The Mini 5102 is the latest in HP‘s (NYSE: HPQ) line of business-optimized netbooks, featuring a ruggedized metal chassis and design elements tailored for the office road warrior. It does a great job of offering features that business users care about, but they come at a considerable price; the configuration we tested, with a touchscreen, 2GB of RAM, an Atom N450 CPU, and an extended six-cell battery, clocks in at around $729–easily the cost of a larger, more full-featured laptop.
The fit and finish are excellent, if a bit angular. The brushed metal finish on the lid is handsome and doesn’t attract fingerprints or smudges.
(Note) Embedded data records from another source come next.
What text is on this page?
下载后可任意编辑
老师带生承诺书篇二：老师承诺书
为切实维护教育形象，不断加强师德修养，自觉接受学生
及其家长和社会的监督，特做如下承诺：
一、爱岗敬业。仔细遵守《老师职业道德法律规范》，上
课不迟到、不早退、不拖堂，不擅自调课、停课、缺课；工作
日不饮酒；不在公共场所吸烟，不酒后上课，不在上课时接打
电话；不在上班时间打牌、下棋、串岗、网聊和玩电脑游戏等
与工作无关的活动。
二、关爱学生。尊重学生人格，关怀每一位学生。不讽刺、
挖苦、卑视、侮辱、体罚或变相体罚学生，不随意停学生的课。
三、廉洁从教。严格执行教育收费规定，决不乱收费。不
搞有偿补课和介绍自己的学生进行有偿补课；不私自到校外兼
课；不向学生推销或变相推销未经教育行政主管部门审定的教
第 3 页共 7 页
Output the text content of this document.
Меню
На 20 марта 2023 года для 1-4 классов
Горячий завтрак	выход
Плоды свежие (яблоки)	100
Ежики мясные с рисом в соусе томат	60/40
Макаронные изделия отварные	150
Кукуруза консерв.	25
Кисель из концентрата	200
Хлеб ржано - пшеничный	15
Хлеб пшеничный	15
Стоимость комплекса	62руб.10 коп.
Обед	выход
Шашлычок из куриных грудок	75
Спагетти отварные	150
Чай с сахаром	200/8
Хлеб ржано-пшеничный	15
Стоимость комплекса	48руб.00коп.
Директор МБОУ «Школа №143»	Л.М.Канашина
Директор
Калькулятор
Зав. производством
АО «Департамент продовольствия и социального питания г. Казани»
If you don’t like basic black, you can pay $28 more for a red or blue finish. Open the lid and you’ll find a keyboard that is quite easy to type on, with extra-wide , , and keys. It has a good clicky feel with plenty of travel, but no backlight or keyboard light for working in the dark. The touchpad looks a little small (a common problem with netbooks), but in practice it isn’t much of a problem. It tracks well, and the buttons are separate, distinct, and easy to use accurately without looking at them.
The screen quality is slightly better than average, with decent contrast and viewing angles, but the resolution is a bit limited. The 10.1-inch screen features a resolution of 1024 by 600, which simply isn’t a lot of desktop real estate–it results in lots of scrolling to read Web pages or long documents and e-mail messages. You can pay a bit extra for a higher-res, 1366-by-768 screen, and it’s probably worth it, but this option isn’t available if you go for a multi-touch screen, which our review unit has. You can choose from a variety of operating systems: SUSE Linux, Windows XP, Windows 7 Starter, and even Windows 7 Professional. (If you opt for the multi-touch screen, you have to get Windows 7.)
The variety and layout of connections is reasonable, with two USB ports on the front left edge and a VGA port on the back left edge, along with an Ethernet port and a third USB port on the back of the right edge, followed by headphone and microphone jacks in the middle, and a card reader up front. The front edge of the system features only a Wi-Fi switch. Above the keyboard you’ll find only a power button and two quick-launch buttons, one for e-mail and the other for your Web browser.
Besides the ports and jacks mentioned, you have other connectivity pathways: 802.11n wireless networking is standard, as is Bluetooth. Mobile broadband with GPS by Gobi is a $125 option, but you can’t combine that with some of the other options, such as the touchscreen or the Broadcom Crystal HD graphics decoder module.
In addition, you can choose from a variety of hard-drive options, from the 160GB drive our test unit came with up to 320GB, or an 80GB or 120GB solid-state drive. If you really deck out the system with all the most expensive options you can combine, you can get the price up to over $1100! That’s outrageous for a netbook.
Since most netbooks are based on the same Intel “Pine Trail” platform, the performance of the Mini 5102 doesn’t vary much from its contemporaries using the same Atom N450 processor. The WorldBench 6 score of 34 is in line with most other netbooks based on this CPU, though in practical use the 2GB of RAM makes things a little snappier when you have multiple applications running at once (many netbooks only have 1GB of RAM). Our test unit has the extended six-cell battery, which adds only a little bump to the bottom of the machine but seriously improves battery life. It took nine hours, 41 minutes to kill the battery in our tests. As with other Atom-based netbooks, the graphics and video decoding capabilities are quite poor–this thing is useless for playing games, and it struggles with Flash-based Web video, especially in high definition. If such capabilities matter to you, you’ll definitely want to pick up the Broadcom Crystal HD upgrade, which our unit didn’t have.
The design and feature set of the HP Mini 5102 is quite good, especially for the business audience it targets. The keyboard and touchpad are an improvement over the consumer-focused HP Minis, and scores of options are available. Unfortunately, this all comes at a price. All but the barest configurations cost as much as many full-sized laptops–laptops that may not go for over 9 hours on a charge but that certainly perform a lot better. This is a great netbook for simple note-taking and document editing on the go, or for those long business flights, but most consumers hunting for an inexpensive companion PC would be better off considering less expensive models.